第二十二章 「善友」・六種の完成
世尊はスブーティ長老に次のように説かれた。
「・・・・・・(省略) けれども、スブーティよ、これら六種の完成を学ぼうとする菩薩大士は、
とくにこの知恵の完成を聞き、習い、覚え、唱え、理解し、宣布し、説き、述べ、教示し、 読誦し、意味に従い、教えに従い、道理に従って考察し、反省し、問い、ただすべきである。
それはなぜか。というのは、実に、この知恵の完成は六種の完成のなかの先導者であり、案内者、指導者、教示者、顕示者であり、生母であり、乳母なのである。
それはなぜか。というのは、知恵の完成を欠いた他の五種の完成であると知られないし、完成という名を得ないからである。
以下、・・・・・・(省略)」
(「八千頌般若経Ⅱ」 丹治昭義訳 中公文庫・大乗仏典 3 p207)
私の解釈
知恵の完成とは「空」のことですから、私たちの身近な教材としては「般若心経」があります。
「般若心経」の内容は菩薩大士の知恵波羅蜜の要素の一つであると考えられます。
ですから、私たちが少しでも知恵の完成に近づくためには、「般若心経」を繰り返し、唱え、習い、覚え、考察することによって、「空」を理解する必要があります。
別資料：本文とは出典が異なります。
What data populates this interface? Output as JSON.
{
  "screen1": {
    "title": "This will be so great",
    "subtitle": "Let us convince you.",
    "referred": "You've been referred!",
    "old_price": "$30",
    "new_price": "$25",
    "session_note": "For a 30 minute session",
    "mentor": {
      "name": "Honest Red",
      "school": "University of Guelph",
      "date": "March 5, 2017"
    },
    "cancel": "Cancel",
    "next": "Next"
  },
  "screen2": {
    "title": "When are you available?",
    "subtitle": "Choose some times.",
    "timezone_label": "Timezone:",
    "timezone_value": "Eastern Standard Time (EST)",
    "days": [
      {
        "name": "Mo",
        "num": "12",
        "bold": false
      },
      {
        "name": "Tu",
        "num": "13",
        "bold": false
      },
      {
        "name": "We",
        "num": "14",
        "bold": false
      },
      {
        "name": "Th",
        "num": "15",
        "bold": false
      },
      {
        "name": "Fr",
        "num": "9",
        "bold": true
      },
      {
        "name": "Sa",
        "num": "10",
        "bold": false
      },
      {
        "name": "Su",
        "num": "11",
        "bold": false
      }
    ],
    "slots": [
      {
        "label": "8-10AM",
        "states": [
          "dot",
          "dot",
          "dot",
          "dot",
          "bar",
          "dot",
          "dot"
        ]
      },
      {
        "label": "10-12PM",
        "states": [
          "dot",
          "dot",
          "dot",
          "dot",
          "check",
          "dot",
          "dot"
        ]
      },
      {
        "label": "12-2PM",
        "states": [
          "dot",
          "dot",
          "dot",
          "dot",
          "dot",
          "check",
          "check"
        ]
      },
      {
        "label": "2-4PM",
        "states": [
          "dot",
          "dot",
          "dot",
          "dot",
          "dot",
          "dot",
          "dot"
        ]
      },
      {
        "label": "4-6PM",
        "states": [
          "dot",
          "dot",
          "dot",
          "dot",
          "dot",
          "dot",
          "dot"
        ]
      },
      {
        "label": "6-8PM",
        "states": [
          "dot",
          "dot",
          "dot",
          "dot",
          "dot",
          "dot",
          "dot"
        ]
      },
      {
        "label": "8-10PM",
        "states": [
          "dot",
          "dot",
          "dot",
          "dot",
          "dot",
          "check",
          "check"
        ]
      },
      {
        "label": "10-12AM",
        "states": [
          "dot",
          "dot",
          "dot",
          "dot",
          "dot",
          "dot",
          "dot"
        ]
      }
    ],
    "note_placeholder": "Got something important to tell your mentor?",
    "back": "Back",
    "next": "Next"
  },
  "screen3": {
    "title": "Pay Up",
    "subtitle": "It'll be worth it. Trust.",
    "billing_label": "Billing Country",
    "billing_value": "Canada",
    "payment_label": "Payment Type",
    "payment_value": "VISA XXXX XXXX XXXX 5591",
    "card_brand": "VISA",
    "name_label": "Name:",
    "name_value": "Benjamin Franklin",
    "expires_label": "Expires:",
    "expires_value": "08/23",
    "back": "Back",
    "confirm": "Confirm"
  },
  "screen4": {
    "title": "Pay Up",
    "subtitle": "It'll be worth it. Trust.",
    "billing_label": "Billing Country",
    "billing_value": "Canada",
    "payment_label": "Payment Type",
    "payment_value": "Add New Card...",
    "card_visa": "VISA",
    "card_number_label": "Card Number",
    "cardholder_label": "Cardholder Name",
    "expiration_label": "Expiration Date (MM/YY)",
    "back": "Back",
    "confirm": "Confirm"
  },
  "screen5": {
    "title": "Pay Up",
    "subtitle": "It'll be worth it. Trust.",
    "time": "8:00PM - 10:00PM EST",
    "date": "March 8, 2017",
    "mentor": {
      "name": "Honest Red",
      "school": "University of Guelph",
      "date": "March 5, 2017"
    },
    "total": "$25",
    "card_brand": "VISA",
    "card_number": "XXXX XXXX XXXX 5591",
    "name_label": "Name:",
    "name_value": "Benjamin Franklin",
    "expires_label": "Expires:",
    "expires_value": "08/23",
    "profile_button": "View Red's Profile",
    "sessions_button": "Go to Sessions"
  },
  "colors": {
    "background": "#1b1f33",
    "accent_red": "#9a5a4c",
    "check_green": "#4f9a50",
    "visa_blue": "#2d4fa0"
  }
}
「空」が理解できれば、私たちは一切の苦しみから解放されるのです。
苦しみから解放されるということは、心の平安が得られ、知恵の完成へ近づくということでもあります。
「般若心経」の教えによりますと、一切の物事は因縁によって生じたものである。真実は一切の物事が空であり、無相であり、清浄である、と説かれています。また、偏見をなくすれば、私たちは物事に対する間違った見方や考え方をしなくなる、というのです。
しかし、私たち凡人がこの教えを自由自在に活用できるように成るためには相当の長い年数が必要であると思います。
そこで私は、本文の言葉を引用して次のように主張したいと思います。
私たち凡人が少しでも知恵の完成(知恵波羅蜜)に近づくためには、「般若心経」を聞き、習い、覚え、唱え、理解し、宣布し、説き、述べ、教示し、読誦し、意味に従い、教えに従い、道理に従って考察し、反省し、問い、ただすべきなのです。
それはなぜかといいますと、
「般若心経」は私たち凡人のための先導者であり、案内者、指導者、教示者、顕示者であり、生母であり、乳母であると考えられるからです。
余談ですが、次のような考え方もできると思います。
例えば、私たちは「体力」をつけるために、毎日、食事に気をつけ、正しい呼吸法や運動を心がけます。
強い体力があれば、病気に対する免疫力も強くなります。
一方「気力」についても、これと同じことが言えると思うのです。
つまり、私たちは苦難に耐える強い「気力」を養うために、日頃から努力を重ねる必要があります。
その努力とは仏典や有名人の人生論などを読み、理解し、受け入れながら精神力を鍛えることです。
このような努力を毎日続けることによって、私たちは「気力」を強くしてゆくことができるのです。勿論、苦難を体験することが必要であることは言うまでもありません。
私たちは強い「気力」があれば、苦難に耐える力も、また苦難を排除する免疫力も強くなると思います。